En haut du boulevard, juste sous le croisement avec Eugène-Pierre, le Bistrot Chave venait d’ouvrir ses portes. Natif de la Seine-Saint-Denis, passé par les États-Unis, l’Australie, la Catalogne et pas mal de régions françaises, Guillaume n’est pas complètement inconnu des amoureux de belle restauration à Marseille. Durant deux ans, il a travaillé aux côtés de Ben Moro, le boss de la recommandable cantine italienne A Moro, rue Venture.
De belles quilles sur l’étagère
C’est aussi un grand fan de l’OM, abonné au Vélodrome depuis dix ans. Quand on tente de caler son interview, il prévient d’ailleurs : « Ça ne sera pas possible mercredi (21 janvier), je suis au stade pour le match contre Liverpool ! » On se voit donc deux jours après, une légère gueule de bois footballistique en sus… Guillaume trône au comptoir. Derrière lui, d’alléchantes étagères à bouteilles. Le vin est un marqueur du lieu. Le patron en stocke depuis des années, pour son propre plaisir ou pour de précédentes affaires en restauration.
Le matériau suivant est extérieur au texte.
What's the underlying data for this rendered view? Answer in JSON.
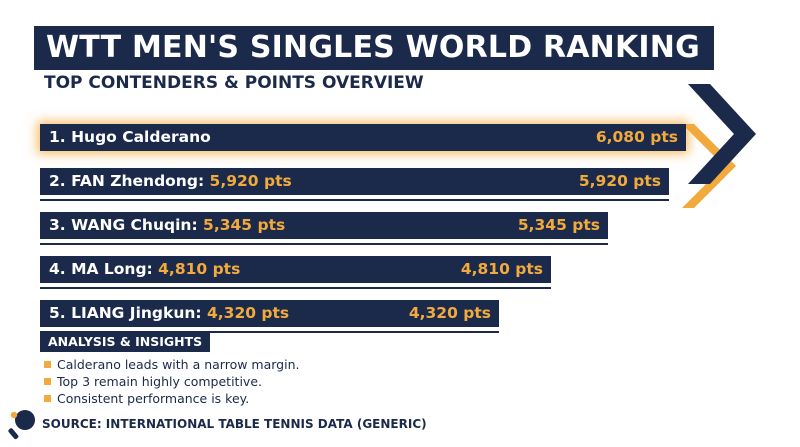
{
  "title": "WTT MEN'S SINGLES WORLD RANKING",
  "subtitle": "TOP CONTENDERS & POINTS OVERVIEW",
  "colors": {
    "navy": "#1b2a4a",
    "accent": "#f2aa3c",
    "background": "#ffffff"
  },
  "chart_data": {
    "type": "bar",
    "orientation": "horizontal",
    "title": "WTT MEN'S SINGLES WORLD RANKING",
    "subtitle": "TOP CONTENDERS & POINTS OVERVIEW",
    "categories": [
      "1. Hugo Calderano",
      "2. FAN Zhendong",
      "3. WANG Chuqin",
      "4. MA Long",
      "5. LIANG Jingkun"
    ],
    "values": [
      6080,
      5920,
      5345,
      4810,
      4320
    ],
    "value_labels": [
      "6,080 pts",
      "5,920 pts",
      "5,345 pts",
      "4,810 pts",
      "4,320 pts"
    ],
    "inline_points": [
      "",
      "5,920 pts",
      "5,345 pts",
      "4,810 pts",
      "4,320 pts"
    ],
    "xlim": [
      0,
      6080
    ],
    "highlighted_index": 0,
    "grid": false,
    "legend": "none"
  },
  "insights": {
    "heading": "ANALYSIS & INSIGHTS",
    "items": [
      "Calderano leads with a narrow margin.",
      "Top 3 remain highly competitive.",
      "Consistent performance is key."
    ]
  },
  "source": "SOURCE: INTERNATIONAL TABLE TENNIS DATA (GENERIC)",
  "icons": {
    "footer": "table-tennis-paddle-icon",
    "decoration": "chevron-right-icon"
  }
}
Les vins sans sulfites ajoutés y trônent en majesté. « Mais je ne mets pas en avant le côté nature, ce qui m’intéresse, c’est le vin tout court et tant mieux s’il n’y a pas d’intrants dedans. » Le client du Bistrot Chave profite de cette vieille passion viticole. D’une part parce qu’on croise sur les étagères quelques très belles maisons (Richaud, L’Anglore, Les Bertrand…), d’autre part parce que le bistrot dispose de bouteilles en vieux millésimes, une opportunité de plus en plus rare.
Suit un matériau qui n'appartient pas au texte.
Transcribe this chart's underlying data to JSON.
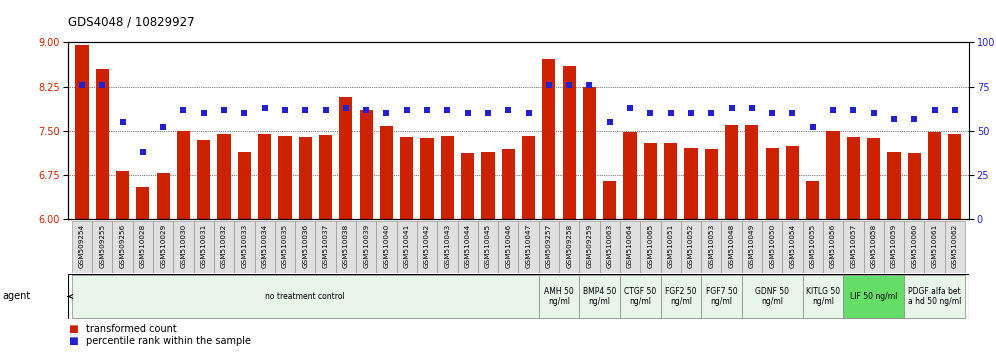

En cuisine officie l’Anglais Robert Shipley. L’ardoise ramassée (c’est souvent bon signe) évolue un peu chaque jour et affiche 3 entrées, 3 plats, 2 suggestions du jour et 2 desserts. Elle propose au quotidien une option iodée et une autre végé. On y retrouve l’heureux tropisme des chefs britanniques à s’inspirer sans complexe de la cuisine de ménage dominicale. Si vous dites poulet rôti ou rosbif, « vous parlez la même langue que moi », rigole Robert Shipley. À l’époque, notre prof d’anglais ne partageait pas forcément cette opinion mais ne boudons pas notre plaisir.
Un lundi au déjeuner, on s’attable devant une cuisse de poulet rôtie, sa salade et ses frites (et c’est un vrai plat pour soi tout seul, pas une assiette à partager, ça fait des vacances).
Des frites oui, mais à la Heston
La bête a été entièrement désossée et cuite à plat. Les frites sont à la mode Heston Blumenthal, chef anglais du Fat Duck et très officiel roi de l’exercice quand les Belges et le gras de bœuf sont en congés. Qu’est-ce donc que la frite à la Heston ? C’est un bâtonnet de patate (jusqu’ici tout va bien) d’abord cuit à l’eau bouillante, séché, puis frit en deux bains d’huile, l’un doux, l’autre très chaud. Résultat : une frite moelleuse à l’intérieur et une couche de purée croustillante au-dessus. Rien de sorcier en somme, mais un sacré processus à orchestrer quand il s’agit de débiter de l’assiette…
La technique s’oublie, le plaisir reste, concentrons-nous dessus. On aurait aimé une pointe de cuisson en plus sur notre poulet, on dévore quand même le plat comme un dimanche chez mamy. La soupe de céleri-rave, croûtons et noisettes torréfiées qui avait précédé la volaille avait un pur goût réconfortant d’hiver.
On se dit donc qu’on reviendra puisqu’il paraît qu’il faut absolument goûter la côte de cochon fermier de l’Aveyron. On a le sens du devoir chevillé à la fourchette, on ne refusera pas l’obstacle.